An exercise to redraw the United Kingdom’s electoral map started on 24 February with publication of the number of people registered as electors on 1 December 2015. These figures determine the number of parliamentary constituencies allocated to each of the four countries and across England’s nine regions for the next general election (due in 2020), plus the size and nature of each constituency.

These allocations, and the subsequent redrawing of the map of individual constituencies, will use rules designed to ensure equality of representation across constituencies. They were introduced by the 2011 Parliamentary Voting System and Constituencies Act, which also fixed the number of constituencies at 600 (replacing the current 650). The Boundary Commissions’ initial implementation of those rules would have produced a new set of constituencies by October 2013, to be used for the 2015 general election. That exercise was halted by parliament in January 2013, however; it is now being restarted with no change to the rules.

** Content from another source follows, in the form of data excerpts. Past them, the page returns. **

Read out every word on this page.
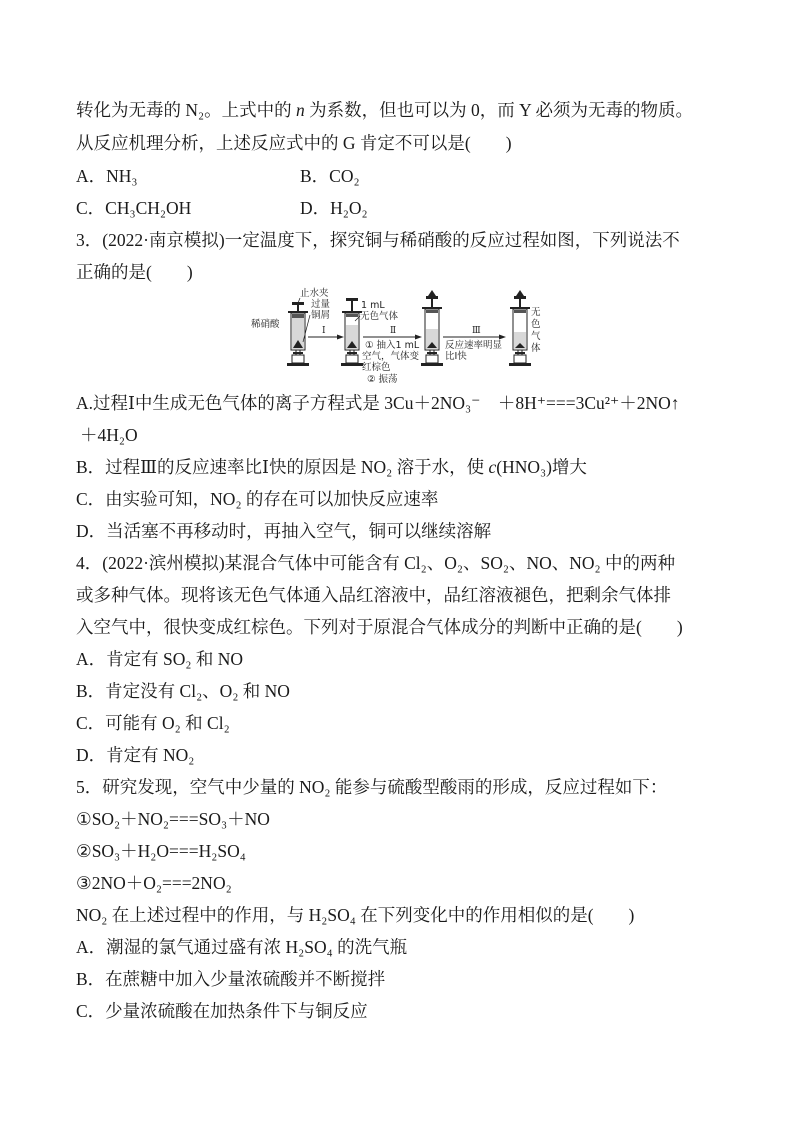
转化为无毒的 N₂。上式中的 n 为系数，但也可以为 0，而 Y 必须为无毒的物质。
从反应机理分析，上述反应式中的 G 肯定不可以是(　　)
A．NH₃	B．CO₂
C．CH₃CH₂OH	D．H₂O₂
3．(2022·南京模拟)一定温度下，探究铜与稀硝酸的反应过程如图，下列说法不
正确的是(　　)
稀硝酸
止水夹
过量
铜屑
Ⅰ
1 mL
无色气体
Ⅱ
① 抽入1 mL
空气，气体变
红棕色
② 振荡
Ⅲ
反应速率明显
比Ⅰ快
无
色
气
体
A.过程Ⅰ中生成无色气体的离子方程式是 3Cu＋2NO₃⁻　＋8H⁺===3Cu²⁺＋2NO↑
＋4H₂O
B．过程Ⅲ的反应速率比Ⅰ快的原因是 NO₂ 溶于水，使 c(HNO₃)增大
C．由实验可知，NO₂ 的存在可以加快反应速率
D．当活塞不再移动时，再抽入空气，铜可以继续溶解
4．(2022·滨州模拟)某混合气体中可能含有 Cl₂、O₂、SO₂、NO、NO₂ 中的两种
或多种气体。现将该无色气体通入品红溶液中，品红溶液褪色，把剩余气体排
入空气中，很快变成红棕色。下列对于原混合气体成分的判断中正确的是(　　)
A．肯定有 SO₂ 和 NO
B．肯定没有 Cl₂、O₂ 和 NO
C．可能有 O₂ 和 Cl₂
D．肯定有 NO₂
5．研究发现，空气中少量的 NO₂ 能参与硫酸型酸雨的形成，反应过程如下：
①SO₂＋NO₂===SO₃＋NO
②SO₃＋H₂O===H₂SO₄
③2NO＋O₂===2NO₂
NO₂ 在上述过程中的作用，与 H₂SO₄ 在下列变化中的作用相似的是(　　)
A．潮湿的氯气通过盛有浓 H₂SO₄ 的洗气瓶
B．在蔗糖中加入少量浓硫酸并不断搅拌
C．少量浓硫酸在加热条件下与铜反应
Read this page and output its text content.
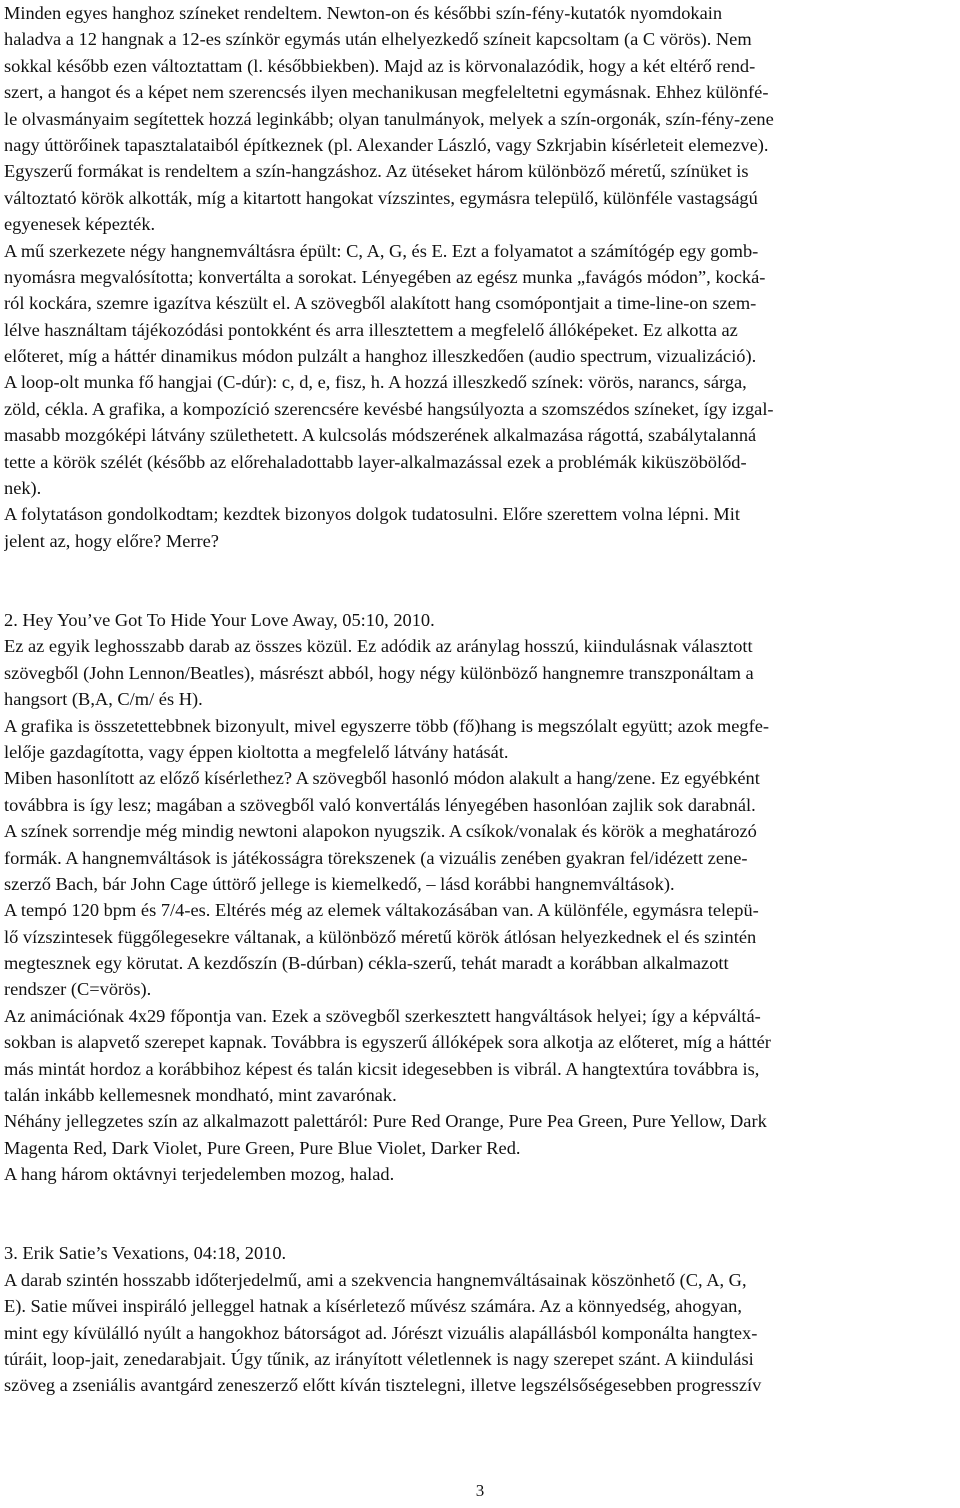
Minden egyes hanghoz színeket rendeltem. Newton-on és későbbi szín-fény-kutatók nyomdokain
haladva a 12 hangnak a 12-es színkör egymás után elhelyezkedő színeit kapcsoltam (a C vörös). Nem
sokkal később ezen változtattam (l. későbbiekben). Majd az is körvonalazódik, hogy a két eltérő rend-
szert, a hangot és a képet nem szerencsés ilyen mechanikusan megfeleltetni egymásnak. Ehhez különfé-
le olvasmányaim segítettek hozzá leginkább; olyan tanulmányok, melyek a szín-orgonák, szín-fény-zene
nagy úttörőinek tapasztalataiból építkeznek (pl. Alexander László, vagy Szkrjabin kísérleteit elemezve).
Egyszerű formákat is rendeltem a szín-hangzáshoz. Az ütéseket három különböző méretű, színüket is
változtató körök alkották, míg a kitartott hangokat vízszintes, egymásra települő, különféle vastagságú
egyenesek képezték.
A mű szerkezete négy hangnemváltásra épült: C, A, G, és E. Ezt a folyamatot a számítógép egy gomb-
nyomásra megvalósította; konvertálta a sorokat. Lényegében az egész munka „favágós módon”, kocká-
ról kockára, szemre igazítva készült el. A szövegből alakított hang csomópontjait a time-line-on szem-
lélve használtam tájékozódási pontokként és arra illesztettem a megfelelő állóképeket. Ez alkotta az
előteret, míg a háttér dinamikus módon pulzált a hanghoz illeszkedően (audio spectrum, vizualizáció).
A loop-olt munka fő hangjai (C-dúr): c, d, e, fisz, h. A hozzá illeszkedő színek: vörös, narancs, sárga,
zöld, cékla. A grafika, a kompozíció szerencsére kevésbé hangsúlyozta a szomszédos színeket, így izgal-
masabb mozgóképi látvány születhetett. A kulcsolás módszerének alkalmazása rágottá, szabálytalanná
tette a körök szélét (később az előrehaladottabb layer-alkalmazással ezek a problémák kiküszöbölőd-
nek).
A folytatáson gondolkodtam; kezdtek bizonyos dolgok tudatosulni. Előre szerettem volna lépni. Mit
jelent az, hogy előre? Merre?
2. Hey You’ve Got To Hide Your Love Away, 05:10, 2010.
Ez az egyik leghosszabb darab az összes közül. Ez adódik az aránylag hosszú, kiindulásnak választott
szövegből (John Lennon/Beatles), másrészt abból, hogy négy különböző hangnemre transzponáltam a
hangsort (B,A, C/m/ és H).
A grafika is összetettebbnek bizonyult, mivel egyszerre több (fő)hang is megszólalt együtt; azok megfe-
lelője gazdagította, vagy éppen kioltotta a megfelelő látvány hatását.
Miben hasonlított az előző kísérlethez? A szövegből hasonló módon alakult a hang/zene. Ez egyébként
továbbra is így lesz; magában a szövegből való konvertálás lényegében hasonlóan zajlik sok darabnál.
A színek sorrendje még mindig newtoni alapokon nyugszik. A csíkok/vonalak és körök a meghatározó
formák. A hangnemváltások is játékosságra törekszenek (a vizuális zenében gyakran fel/idézett zene-
szerző Bach, bár John Cage úttörő jellege is kiemelkedő, – lásd korábbi hangnemváltások).
A tempó 120 bpm és 7/4-es. Eltérés még az elemek váltakozásában van. A különféle, egymásra telepü-
lő vízszintesek függőlegesekre váltanak, a különböző méretű körök átlósan helyezkednek el és szintén
megtesznek egy körutat. A kezdőszín (B-dúrban) cékla-szerű, tehát maradt a korábban alkalmazott
rendszer (C=vörös).
Az animációnak 4x29 főpontja van. Ezek a szövegből szerkesztett hangváltások helyei; így a képváltá-
sokban is alapvető szerepet kapnak. Továbbra is egyszerű állóképek sora alkotja az előteret, míg a háttér
más mintát hordoz a korábbihoz képest és talán kicsit idegesebben is vibrál. A hangtextúra továbbra is,
talán inkább kellemesnek mondható, mint zavarónak.
Néhány jellegzetes szín az alkalmazott palettáról: Pure Red Orange, Pure Pea Green, Pure Yellow, Dark
Magenta Red, Dark Violet, Pure Green, Pure Blue Violet, Darker Red.
A hang három oktávnyi terjedelemben mozog, halad.
3. Erik Satie’s Vexations, 04:18, 2010.
A darab szintén hosszabb időterjedelmű, ami a szekvencia hangnemváltásainak köszönhető (C, A, G,
E). Satie művei inspiráló jelleggel hatnak a kísérletező művész számára. Az a könnyedség, ahogyan,
mint egy kívülálló nyúlt a hangokhoz bátorságot ad. Jórészt vizuális alapállásból komponálta hangtex-
túráit, loop-jait, zenedarabjait. Úgy tűnik, az irányított véletlennek is nagy szerepet szánt. A kiindulási
szöveg a zseniális avantgárd zeneszerző előtt kíván tisztelegni, illetve legszélsőségesebben progresszív
3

The registered parliamentary electorate on 1 December 2015 was 44,722,004 – a decline of some 603,074 over the figure for the same date in 2014. Although some two million people who had not been registered by 1 December 2014 had done so in the run-up to the 2015 general election, many had clearly not re-registered when the annual canvass was held some five months later. In addition, the government’s decision to bring forward the switch to individual electoral registration at the end of 2015, rather than waiting for another year for registration officers to ensure that the roll was as complete and accurate as possible, meant that perhaps as many as 600,000 people who would otherwise have been retained on the register were removed.

Research by the Electoral Commission and others suggests that many of those so excluded (plus many of those who registered for the 2015 election but did not then re-register later) are concentrated among the young (especially students), ethnic minorities, and flat-dwellers (mainly renters), who are concentrated in many of the country’s inner city areas. Their absence from the 1 December 2015 electoral roll will have had a significant – if difficult to establish with hard numbers – impact on the geography of constituency allocation. Basically, however, the cities – especially London – will probably get several fewer seats than otherwise might have been the case; many of the current constituencies with large student populations have experienced substantial declines.